Fig. 4. Both cGAS and STING are required for tonic IFN signaling in Gcc2-KO cells.

a, b Western Blot (a) and qRT-PCR (b) analysis of tonic IFN signaling in Gcc2^WT, Gcc2^KO, Gcc2^KOSTING^KO, and Gcc2^KOcGAS^KO MEFs. Two independent CRISPR/Cas9 knockout clones of each genotype are included. p-Sting, p-Tbk1, and p-Stat1 are key phosphorylation events of the STING signaling pathway (a). Expression of IFN genes and ISGs are shown in a heatmap (b, left) and representative bar graphs (b, right). n = 3. c, d Western Blot (c) and qRT-PCR (d) analysis of tonic IFN signaling in Gcc2^WT, Gcc2^KO, Gcc2^KOcGAS^KO MEFs reconstituted with vector control, wild-type cGAS, E225A/D227A cGAS (enzymatic-dead mutant), K407A/K411A cGAS (DNA-binding mutant).
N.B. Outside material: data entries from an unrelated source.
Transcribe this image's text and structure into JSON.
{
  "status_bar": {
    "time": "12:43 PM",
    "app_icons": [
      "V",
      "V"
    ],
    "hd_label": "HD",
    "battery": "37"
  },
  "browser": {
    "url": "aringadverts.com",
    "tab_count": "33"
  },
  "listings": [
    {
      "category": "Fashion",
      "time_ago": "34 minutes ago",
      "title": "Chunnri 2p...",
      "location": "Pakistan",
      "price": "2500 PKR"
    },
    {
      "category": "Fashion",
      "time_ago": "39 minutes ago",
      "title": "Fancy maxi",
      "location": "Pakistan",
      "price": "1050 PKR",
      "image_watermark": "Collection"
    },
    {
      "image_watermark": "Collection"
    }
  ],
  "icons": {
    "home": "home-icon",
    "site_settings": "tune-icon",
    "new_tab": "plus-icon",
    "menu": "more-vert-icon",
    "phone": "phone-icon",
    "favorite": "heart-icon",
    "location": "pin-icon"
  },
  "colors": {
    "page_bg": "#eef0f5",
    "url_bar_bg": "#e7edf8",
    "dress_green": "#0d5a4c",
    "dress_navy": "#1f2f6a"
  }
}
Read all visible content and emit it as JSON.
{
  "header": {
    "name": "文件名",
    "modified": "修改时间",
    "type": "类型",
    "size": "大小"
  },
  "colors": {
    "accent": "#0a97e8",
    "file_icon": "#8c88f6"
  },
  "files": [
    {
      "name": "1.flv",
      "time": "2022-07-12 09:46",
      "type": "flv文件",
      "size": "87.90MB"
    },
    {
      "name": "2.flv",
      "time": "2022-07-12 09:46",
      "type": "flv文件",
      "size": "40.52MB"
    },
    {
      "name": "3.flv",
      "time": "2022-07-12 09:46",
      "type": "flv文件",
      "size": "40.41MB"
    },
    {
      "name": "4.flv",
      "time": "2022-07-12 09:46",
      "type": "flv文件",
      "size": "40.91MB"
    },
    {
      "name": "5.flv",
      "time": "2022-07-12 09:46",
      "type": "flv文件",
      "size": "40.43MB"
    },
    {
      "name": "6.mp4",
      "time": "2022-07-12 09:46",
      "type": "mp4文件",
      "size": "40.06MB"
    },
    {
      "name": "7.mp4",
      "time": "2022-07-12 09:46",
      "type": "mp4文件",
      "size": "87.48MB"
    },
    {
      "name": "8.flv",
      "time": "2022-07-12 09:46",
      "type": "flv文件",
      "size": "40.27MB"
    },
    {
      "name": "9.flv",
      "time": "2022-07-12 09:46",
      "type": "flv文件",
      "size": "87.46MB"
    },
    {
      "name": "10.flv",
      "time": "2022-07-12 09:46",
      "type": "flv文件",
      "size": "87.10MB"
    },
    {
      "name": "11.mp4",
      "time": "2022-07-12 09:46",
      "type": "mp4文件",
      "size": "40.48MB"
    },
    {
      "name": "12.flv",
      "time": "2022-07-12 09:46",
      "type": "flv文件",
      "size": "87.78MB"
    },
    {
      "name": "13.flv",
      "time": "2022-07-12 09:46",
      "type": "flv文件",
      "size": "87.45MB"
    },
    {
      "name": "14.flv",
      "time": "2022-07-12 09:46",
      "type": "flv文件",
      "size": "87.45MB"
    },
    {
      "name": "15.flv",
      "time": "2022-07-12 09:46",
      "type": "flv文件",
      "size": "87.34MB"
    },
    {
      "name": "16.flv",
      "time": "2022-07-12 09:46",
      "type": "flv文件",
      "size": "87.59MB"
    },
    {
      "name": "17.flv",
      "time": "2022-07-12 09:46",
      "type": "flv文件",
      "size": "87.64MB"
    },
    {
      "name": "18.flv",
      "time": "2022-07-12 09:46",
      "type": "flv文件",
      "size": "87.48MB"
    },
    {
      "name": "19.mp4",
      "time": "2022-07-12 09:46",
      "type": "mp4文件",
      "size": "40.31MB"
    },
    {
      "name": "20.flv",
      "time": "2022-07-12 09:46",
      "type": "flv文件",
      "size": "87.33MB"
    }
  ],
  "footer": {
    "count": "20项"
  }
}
Cells were analyzed as in a, b. n = 3. e, f Western Blot (e) and qRT-PCR (f) analysis of tonic IFN signaling in Gcc2^WT, Gcc2^KO, Gcc2^KOSTING^KO MEFs reconstituted with vector control, wild-type STING, R238A/Y240A STING (ligand-binding mutant), S366A STING (IFN signaling mutant). Cells were analyzed as in a, b. n = 3. g, h qPCR analysis of mtDNA content (g) and qRT-PCR analysis of tonic IFN signaling (h) in two independent clones of Gcc2^WT, Gcc2^KO with or without mtDNA depletion by EtBr. n = 3. i Intracellular cGAMP level in Gcc2^WT and Gcc2^KO cells mock treated or stimulated with HT-DNA. n = 8. j qPCR analysis of indicated cytoplasmic DNA species in Gcc2^WT and Gcc2^KO cells. n = 5. Data are representative of at least three independent experiments. Data (b, d, f, and g–j) are shown as mean ± s.e.m. P values were determined by one-way ANOVA (b, d, f, and g–j).